To minimize the risk of intraprocedural ruptures for very small aneurysms, it is recommended to select the smallest, softest coil to avoid excessive manipulation and tension build-up in the aneurysm. The stiffest segment of a coil is its detachment zone which varies in length from 0.5 to 0.8 mm, and the distance between the distal end of the distal markers of the microcatheters and the detachment zone of the coil ranges from approximately 1.2 to 2.8 mm [25]. Therefore, placement of the distal marker of the selected microcatheter near the neck rather than deeper and slow withdrawal of the microcatheter at the end of coil placement may prevent any potential injury from the relatively stiff detachment zone. Balloon assistance has been employed to stabilize the microcatheter and to offer protection if intraoperative rupture occurs [8,26], but, on the other hand, increased risk of procedural rupture has been described when the microcatheter is fixed by an inflated balloon [18,27]. Utilization of balloon assistance at our institution is operator dependent and in cases where balloon is used, it is positioned across the neck but not inflated until the first loop of the coil is positioned in the aneurysm fundus (fig. 1).

Fig. 1.

Fig. 1

Balloon-assisted coil embolization. Middle-aged male presented with aneurysmal subarachnoid hemorrhage and found to have multiple cerebral aneurysms a A broad-necked AComA aneurysm arising at the junction with the left A2 segment measuring 2 mm in diameter, and a distal left A1 aneurysm arising from a posterior duplication of the AComA measuring 1 mm in diameter. b, c Due to the broad-necked configuration of this aneurysm, coil embolization was supported by using a balloon remodeling technique (shown after deflation).

The recurrence rate following endovascular treatment for all aneurysms in general has varied from 13 to 34% with the retreatment rate ranging from 4.7 to 20.8% [15,28,29]. For very small aneurysms, retreatment rates have varied from 5 to 12% [7,30]. In the present series, recanalization occurred in 2 (10%) aneurysms both of which had complete aneurysm occlusion on immediate postprocedural angiogram. Follow-up angiograms at 4 and 6 months showed regrowth with a neck residual of 2 and 2.5 mm, respectively. Both were treated with additional primary coiling and due to the broad-necked configuration of both aneurysms, stent assistance which was used across the aneurysm neck (fig. 2). Follow-up angiography at 6 months after retreatment showed no further recanalization in these 2 patients.

Fig. 2.

Fig. 2

Recanalization requiring re-treatment. A patient in her 3rd decade with SAH found to have AComA aneurysm (a) projecting superiorly and to the left and measuring 3 mm in maximum diameter. b Treated with primary coiling. c Follow-up angiogram at 6 months showed a residual neck remnant measuring 2.5 mm in diameter. d This was re-treated with Neuroform-2 stent-assisted coiling. A patient in his 4th decade of life presented with SAH secondary to ruptured AComA aneurysm (e) emergently treated with coil embolization (f). g Four-month post-coiling angiogram revealed a region of recanalization within the previously coiled AComA aneurysm with 2 mm of regrowth seen at the aneurysm neck. h This was re-treated with Neuroform-3 stent-supported additional coil embolization.
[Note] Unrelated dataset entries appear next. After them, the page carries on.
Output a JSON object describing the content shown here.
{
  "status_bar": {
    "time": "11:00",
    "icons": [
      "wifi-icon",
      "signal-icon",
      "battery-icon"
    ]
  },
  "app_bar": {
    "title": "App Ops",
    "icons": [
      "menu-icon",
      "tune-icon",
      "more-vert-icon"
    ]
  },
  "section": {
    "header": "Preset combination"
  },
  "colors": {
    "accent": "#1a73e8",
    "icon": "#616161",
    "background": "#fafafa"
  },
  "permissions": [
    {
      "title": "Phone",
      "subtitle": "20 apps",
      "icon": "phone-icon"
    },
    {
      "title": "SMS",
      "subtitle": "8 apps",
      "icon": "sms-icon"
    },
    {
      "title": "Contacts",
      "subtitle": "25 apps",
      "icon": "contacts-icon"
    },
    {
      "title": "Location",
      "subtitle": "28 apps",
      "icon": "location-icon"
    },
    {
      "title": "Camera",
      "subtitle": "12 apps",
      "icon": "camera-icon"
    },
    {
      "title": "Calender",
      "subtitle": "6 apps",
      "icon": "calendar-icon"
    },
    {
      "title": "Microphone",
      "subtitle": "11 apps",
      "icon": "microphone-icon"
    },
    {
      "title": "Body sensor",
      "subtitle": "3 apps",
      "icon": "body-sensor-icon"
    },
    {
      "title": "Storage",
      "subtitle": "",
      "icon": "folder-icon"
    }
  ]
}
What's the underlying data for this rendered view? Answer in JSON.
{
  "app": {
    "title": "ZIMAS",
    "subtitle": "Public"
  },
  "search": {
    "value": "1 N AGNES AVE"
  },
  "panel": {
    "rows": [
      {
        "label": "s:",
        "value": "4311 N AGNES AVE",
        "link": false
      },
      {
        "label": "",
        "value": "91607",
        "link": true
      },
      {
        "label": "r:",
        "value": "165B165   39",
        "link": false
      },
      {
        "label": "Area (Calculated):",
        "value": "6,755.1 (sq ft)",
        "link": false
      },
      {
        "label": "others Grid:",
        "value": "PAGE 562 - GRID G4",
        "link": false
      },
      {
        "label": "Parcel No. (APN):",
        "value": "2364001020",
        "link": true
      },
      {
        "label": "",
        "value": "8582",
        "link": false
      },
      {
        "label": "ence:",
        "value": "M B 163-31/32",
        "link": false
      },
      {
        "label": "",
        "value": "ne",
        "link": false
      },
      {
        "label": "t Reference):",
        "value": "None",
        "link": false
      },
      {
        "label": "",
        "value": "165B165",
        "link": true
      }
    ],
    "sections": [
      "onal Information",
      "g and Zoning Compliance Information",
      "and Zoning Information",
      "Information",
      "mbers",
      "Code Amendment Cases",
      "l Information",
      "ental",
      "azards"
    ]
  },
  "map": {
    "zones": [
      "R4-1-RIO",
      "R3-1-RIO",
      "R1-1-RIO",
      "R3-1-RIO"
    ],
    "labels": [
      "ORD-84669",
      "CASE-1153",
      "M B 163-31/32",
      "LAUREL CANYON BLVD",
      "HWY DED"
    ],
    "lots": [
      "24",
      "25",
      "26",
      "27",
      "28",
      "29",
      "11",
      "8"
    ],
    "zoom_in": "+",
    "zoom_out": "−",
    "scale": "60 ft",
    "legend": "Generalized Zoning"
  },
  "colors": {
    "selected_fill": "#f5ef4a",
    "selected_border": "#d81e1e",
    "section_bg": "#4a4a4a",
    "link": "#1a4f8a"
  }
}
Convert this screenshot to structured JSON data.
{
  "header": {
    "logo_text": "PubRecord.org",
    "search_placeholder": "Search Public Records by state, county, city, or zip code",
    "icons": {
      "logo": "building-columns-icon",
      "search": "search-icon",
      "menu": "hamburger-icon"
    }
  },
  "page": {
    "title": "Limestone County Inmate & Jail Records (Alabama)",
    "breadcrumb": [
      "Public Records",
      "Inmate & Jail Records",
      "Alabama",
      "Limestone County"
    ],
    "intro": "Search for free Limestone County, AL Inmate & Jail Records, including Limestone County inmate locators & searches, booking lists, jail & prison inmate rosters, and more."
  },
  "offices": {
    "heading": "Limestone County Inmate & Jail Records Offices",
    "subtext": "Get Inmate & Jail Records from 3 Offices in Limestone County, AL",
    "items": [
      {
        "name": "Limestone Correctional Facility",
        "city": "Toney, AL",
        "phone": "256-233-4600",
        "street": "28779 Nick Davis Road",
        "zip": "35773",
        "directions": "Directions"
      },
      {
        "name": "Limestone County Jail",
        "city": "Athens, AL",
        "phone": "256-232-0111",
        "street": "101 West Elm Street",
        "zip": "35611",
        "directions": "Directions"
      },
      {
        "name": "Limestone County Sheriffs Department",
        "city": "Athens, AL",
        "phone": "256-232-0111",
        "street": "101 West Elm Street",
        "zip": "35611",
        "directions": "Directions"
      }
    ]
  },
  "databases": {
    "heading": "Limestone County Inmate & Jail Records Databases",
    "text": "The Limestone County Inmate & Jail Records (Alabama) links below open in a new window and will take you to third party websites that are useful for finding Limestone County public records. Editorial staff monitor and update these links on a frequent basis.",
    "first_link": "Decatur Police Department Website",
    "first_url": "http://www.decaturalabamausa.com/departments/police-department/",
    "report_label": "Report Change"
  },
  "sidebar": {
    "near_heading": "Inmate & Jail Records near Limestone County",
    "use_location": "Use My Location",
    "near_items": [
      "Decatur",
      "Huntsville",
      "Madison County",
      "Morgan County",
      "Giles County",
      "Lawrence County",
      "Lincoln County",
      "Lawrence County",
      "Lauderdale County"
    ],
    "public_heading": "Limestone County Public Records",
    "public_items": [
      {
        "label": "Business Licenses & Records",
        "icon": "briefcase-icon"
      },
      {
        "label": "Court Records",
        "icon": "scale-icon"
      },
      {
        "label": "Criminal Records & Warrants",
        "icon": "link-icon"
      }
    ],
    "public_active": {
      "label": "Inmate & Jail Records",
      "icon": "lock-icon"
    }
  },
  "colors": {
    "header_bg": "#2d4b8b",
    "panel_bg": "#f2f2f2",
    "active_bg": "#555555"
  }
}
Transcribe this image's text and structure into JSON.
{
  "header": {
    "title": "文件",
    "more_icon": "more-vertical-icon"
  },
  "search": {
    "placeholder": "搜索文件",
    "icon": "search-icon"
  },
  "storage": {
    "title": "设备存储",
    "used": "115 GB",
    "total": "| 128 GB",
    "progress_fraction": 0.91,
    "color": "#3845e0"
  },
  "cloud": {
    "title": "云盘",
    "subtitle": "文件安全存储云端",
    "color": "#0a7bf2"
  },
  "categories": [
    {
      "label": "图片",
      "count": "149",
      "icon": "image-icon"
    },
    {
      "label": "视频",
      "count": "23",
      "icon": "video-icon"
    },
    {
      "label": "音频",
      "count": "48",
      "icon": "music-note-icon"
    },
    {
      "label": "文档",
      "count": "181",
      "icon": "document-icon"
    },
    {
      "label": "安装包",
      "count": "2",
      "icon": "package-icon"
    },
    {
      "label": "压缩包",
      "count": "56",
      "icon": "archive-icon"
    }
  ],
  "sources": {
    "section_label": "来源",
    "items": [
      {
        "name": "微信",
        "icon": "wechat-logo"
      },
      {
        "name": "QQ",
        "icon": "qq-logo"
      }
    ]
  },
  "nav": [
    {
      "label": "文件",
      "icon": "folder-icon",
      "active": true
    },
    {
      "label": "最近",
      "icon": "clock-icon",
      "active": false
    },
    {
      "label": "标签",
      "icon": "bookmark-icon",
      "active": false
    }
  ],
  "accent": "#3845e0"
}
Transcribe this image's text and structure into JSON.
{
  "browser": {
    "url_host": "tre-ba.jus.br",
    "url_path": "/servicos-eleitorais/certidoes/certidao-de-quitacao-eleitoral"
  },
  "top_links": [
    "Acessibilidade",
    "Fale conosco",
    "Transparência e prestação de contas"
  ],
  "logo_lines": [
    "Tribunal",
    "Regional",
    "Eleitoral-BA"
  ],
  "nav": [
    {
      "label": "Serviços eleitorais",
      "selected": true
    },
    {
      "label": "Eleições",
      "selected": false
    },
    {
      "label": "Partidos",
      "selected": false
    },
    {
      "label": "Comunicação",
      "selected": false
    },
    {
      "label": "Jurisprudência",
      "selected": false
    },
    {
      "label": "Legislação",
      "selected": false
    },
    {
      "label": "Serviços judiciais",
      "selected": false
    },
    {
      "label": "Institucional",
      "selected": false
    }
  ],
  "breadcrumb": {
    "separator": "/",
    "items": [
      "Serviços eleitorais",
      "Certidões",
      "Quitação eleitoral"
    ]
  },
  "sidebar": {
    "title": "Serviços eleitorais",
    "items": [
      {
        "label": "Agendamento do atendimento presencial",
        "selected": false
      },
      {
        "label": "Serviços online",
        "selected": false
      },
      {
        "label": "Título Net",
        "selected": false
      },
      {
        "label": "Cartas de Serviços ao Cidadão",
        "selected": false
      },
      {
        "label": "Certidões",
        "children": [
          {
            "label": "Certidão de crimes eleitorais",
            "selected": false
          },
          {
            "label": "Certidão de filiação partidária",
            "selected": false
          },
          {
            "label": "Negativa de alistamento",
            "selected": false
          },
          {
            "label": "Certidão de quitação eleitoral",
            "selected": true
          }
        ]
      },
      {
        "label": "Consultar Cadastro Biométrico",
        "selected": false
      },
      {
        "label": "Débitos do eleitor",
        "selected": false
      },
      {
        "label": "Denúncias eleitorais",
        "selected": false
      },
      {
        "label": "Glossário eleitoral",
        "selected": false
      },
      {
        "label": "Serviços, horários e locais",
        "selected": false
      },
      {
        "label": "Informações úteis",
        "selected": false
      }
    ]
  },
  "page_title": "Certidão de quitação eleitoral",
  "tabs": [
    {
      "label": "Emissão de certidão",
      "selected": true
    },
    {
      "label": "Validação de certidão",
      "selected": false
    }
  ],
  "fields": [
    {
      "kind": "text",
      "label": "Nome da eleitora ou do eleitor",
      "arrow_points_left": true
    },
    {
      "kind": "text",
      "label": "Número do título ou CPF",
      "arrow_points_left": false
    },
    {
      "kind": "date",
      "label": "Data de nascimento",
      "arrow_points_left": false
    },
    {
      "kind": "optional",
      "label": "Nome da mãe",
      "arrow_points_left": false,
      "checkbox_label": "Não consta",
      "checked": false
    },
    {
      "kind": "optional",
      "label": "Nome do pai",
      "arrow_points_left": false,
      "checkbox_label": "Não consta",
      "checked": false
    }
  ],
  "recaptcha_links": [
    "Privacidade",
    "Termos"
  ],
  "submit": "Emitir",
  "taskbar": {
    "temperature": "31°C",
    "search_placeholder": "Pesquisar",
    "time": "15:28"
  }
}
Limitations of our study are the single-center, retrospective design and a small sample size, which did not permit us to evaluate possible predictors of outcome. Additionally, the follow-up period is short, and long-term follow-up may provide a better understanding of long-term rebleeding and recanalization rates.

Conclusion

With the availability of softer coils and recent advances in access devices providing more distal support, coil designs, increased operator experience, availability of microcatheters and microguidewires that are easier to navigate, coil embolization should be considered for very small ruptured aneurysms and can be performed with acceptable rates of complications and recanalization.

Disclosure Statement

All authors have completed the ICMJE uniform disclosure form and declare no support from any organization for the submitted work; no financial relationships with any organizations that might have an interest in the submitted work in the previous three years, and no other relationships or activities that could appear to have influenced the submitted work.